Aside from the zero’a (foreleg), leḥayayim (jaw) and kevah (maw or stomach) that butchers are obligated to give to the kohanim (see yesterday’s daf, or page), under ordinary circumstances, a farmer will separate:
- Teruma Gedola – a small portion of his harvest that is given to a kohen. This produce is sanctified and can only be eaten by kohanim when in a state of ritual purity.
- Ma’aser Rishon – one-tenth of the remaining produce, which is given to a levi. This produce does not become sanctified, and the levi can do with it as he pleases.
- Ma’aser Sheni – one-tenth of the remaining produce, which is taken to Jerusalem and consumed there. This tithe is given during the years 1, 2, 4 and 5 of a seven year cycle.
- Ma’aser Ani – in years that Ma’aser Sheni is not given (years 3 and 6), one-tenth of the produce is given to the poor.
The Gemara on today’s daf notes, however, that according to Rabbi Elazar ben Azarya Ma’aser Rishon was not to be given to a levi, rather it was also given to a kohen. The Gemara explains that this ruling was instituted by Ezra HaSofer as a punishment to the levi’im who did not join him in returning to Israel at the beginning of the Second Temple period.
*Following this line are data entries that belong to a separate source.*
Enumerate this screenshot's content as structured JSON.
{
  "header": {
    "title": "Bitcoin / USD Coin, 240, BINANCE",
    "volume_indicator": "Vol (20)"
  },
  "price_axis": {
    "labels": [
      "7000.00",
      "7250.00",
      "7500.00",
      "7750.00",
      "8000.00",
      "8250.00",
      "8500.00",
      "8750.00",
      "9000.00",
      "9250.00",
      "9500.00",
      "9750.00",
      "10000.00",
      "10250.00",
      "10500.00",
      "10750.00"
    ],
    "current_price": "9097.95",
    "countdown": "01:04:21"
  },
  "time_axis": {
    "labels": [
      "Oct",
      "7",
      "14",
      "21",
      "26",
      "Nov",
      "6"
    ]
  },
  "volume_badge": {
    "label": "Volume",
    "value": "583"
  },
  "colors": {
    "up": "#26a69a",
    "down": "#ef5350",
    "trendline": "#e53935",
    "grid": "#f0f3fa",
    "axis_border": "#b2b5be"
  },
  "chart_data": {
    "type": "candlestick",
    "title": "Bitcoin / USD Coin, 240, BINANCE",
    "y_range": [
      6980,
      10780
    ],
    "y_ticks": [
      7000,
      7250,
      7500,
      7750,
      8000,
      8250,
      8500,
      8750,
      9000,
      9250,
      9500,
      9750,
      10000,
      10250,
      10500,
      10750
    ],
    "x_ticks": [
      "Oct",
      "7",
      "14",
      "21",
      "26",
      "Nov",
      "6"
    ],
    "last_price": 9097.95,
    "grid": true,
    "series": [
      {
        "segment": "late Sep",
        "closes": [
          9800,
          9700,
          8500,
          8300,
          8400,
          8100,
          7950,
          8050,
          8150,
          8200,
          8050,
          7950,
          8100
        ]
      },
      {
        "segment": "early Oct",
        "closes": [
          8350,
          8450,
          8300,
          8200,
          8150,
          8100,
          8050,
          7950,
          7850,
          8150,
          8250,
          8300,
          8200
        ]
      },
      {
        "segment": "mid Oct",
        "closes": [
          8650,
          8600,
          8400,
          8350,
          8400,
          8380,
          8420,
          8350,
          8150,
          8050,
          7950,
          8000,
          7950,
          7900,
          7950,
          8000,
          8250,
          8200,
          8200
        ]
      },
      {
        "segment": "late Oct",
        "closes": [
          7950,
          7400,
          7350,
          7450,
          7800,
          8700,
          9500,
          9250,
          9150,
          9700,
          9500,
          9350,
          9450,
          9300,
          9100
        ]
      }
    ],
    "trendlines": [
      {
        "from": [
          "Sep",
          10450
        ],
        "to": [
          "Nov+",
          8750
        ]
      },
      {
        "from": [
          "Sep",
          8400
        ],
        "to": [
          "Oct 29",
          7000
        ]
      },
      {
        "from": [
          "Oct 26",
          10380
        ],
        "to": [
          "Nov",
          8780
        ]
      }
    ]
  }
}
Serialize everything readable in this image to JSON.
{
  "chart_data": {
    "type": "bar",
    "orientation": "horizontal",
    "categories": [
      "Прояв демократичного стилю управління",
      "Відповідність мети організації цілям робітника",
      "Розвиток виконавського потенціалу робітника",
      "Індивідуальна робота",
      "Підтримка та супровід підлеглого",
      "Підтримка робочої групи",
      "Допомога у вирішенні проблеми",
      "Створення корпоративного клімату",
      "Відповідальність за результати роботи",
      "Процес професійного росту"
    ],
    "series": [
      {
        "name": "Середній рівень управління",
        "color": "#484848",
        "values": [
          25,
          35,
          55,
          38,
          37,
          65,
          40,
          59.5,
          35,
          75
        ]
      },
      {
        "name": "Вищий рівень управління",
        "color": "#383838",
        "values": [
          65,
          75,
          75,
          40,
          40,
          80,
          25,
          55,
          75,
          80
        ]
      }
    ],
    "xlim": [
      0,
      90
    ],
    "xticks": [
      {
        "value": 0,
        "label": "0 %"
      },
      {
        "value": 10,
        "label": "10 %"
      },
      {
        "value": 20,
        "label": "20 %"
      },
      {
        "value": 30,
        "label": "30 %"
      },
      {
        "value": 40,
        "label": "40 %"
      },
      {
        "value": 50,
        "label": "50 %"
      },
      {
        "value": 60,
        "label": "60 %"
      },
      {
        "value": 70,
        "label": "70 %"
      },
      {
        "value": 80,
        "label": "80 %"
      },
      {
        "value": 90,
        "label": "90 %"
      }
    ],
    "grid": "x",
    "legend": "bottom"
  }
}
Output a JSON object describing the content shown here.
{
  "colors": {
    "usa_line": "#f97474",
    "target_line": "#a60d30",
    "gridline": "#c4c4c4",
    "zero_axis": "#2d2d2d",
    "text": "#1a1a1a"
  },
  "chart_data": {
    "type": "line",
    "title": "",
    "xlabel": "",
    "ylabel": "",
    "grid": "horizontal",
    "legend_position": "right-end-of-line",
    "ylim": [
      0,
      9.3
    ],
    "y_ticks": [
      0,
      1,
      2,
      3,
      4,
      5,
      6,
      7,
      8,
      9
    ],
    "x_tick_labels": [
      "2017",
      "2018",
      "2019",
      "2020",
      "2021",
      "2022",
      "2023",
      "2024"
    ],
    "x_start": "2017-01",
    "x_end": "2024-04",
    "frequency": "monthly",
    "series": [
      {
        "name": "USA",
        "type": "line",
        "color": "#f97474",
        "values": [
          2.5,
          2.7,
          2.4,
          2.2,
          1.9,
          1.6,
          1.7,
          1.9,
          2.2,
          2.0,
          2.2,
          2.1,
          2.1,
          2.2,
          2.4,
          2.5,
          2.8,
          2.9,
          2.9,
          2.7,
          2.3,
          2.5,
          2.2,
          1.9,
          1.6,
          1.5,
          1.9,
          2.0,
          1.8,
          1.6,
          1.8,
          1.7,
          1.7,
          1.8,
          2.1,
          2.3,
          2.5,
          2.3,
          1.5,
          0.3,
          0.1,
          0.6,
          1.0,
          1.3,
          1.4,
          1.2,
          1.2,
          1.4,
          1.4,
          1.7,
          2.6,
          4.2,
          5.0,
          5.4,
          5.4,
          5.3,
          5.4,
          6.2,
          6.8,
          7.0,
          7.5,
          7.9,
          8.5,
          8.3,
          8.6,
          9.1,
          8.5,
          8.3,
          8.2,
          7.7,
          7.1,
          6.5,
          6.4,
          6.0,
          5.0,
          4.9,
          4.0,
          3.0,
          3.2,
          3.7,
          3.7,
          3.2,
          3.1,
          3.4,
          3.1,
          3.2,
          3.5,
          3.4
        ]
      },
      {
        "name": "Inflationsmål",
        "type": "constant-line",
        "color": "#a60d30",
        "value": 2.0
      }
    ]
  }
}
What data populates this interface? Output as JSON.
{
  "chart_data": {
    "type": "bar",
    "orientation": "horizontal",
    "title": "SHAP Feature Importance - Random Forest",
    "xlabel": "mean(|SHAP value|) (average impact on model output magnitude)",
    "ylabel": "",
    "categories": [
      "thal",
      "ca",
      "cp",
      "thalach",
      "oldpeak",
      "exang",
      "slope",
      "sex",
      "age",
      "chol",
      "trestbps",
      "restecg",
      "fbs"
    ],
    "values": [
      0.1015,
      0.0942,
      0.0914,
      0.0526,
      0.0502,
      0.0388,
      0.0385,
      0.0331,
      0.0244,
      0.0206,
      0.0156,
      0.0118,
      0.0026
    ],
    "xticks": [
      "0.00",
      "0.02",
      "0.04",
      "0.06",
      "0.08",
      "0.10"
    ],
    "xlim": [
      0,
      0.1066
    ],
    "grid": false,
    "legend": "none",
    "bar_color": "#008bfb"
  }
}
In Massekhet Yevamot (daf 86a) there is a disagreement regarding the obligation of Ma’aser Rishon on a biblical level. According to Rabbi Akiva, Ma’aser Rishon must be given to the levi’im based on the clear statement in Sefer Bamidbar (18:26). Rabbi Elazar ben Azarya ruled that it could be given to kohanim as well, since we find kohanim are called levi’im in many places in the Torah. The Gemara there also explains that there is a disagreement about Ezra’s injunction – whether aside from being given to kohanim, it was also distributed to the poor.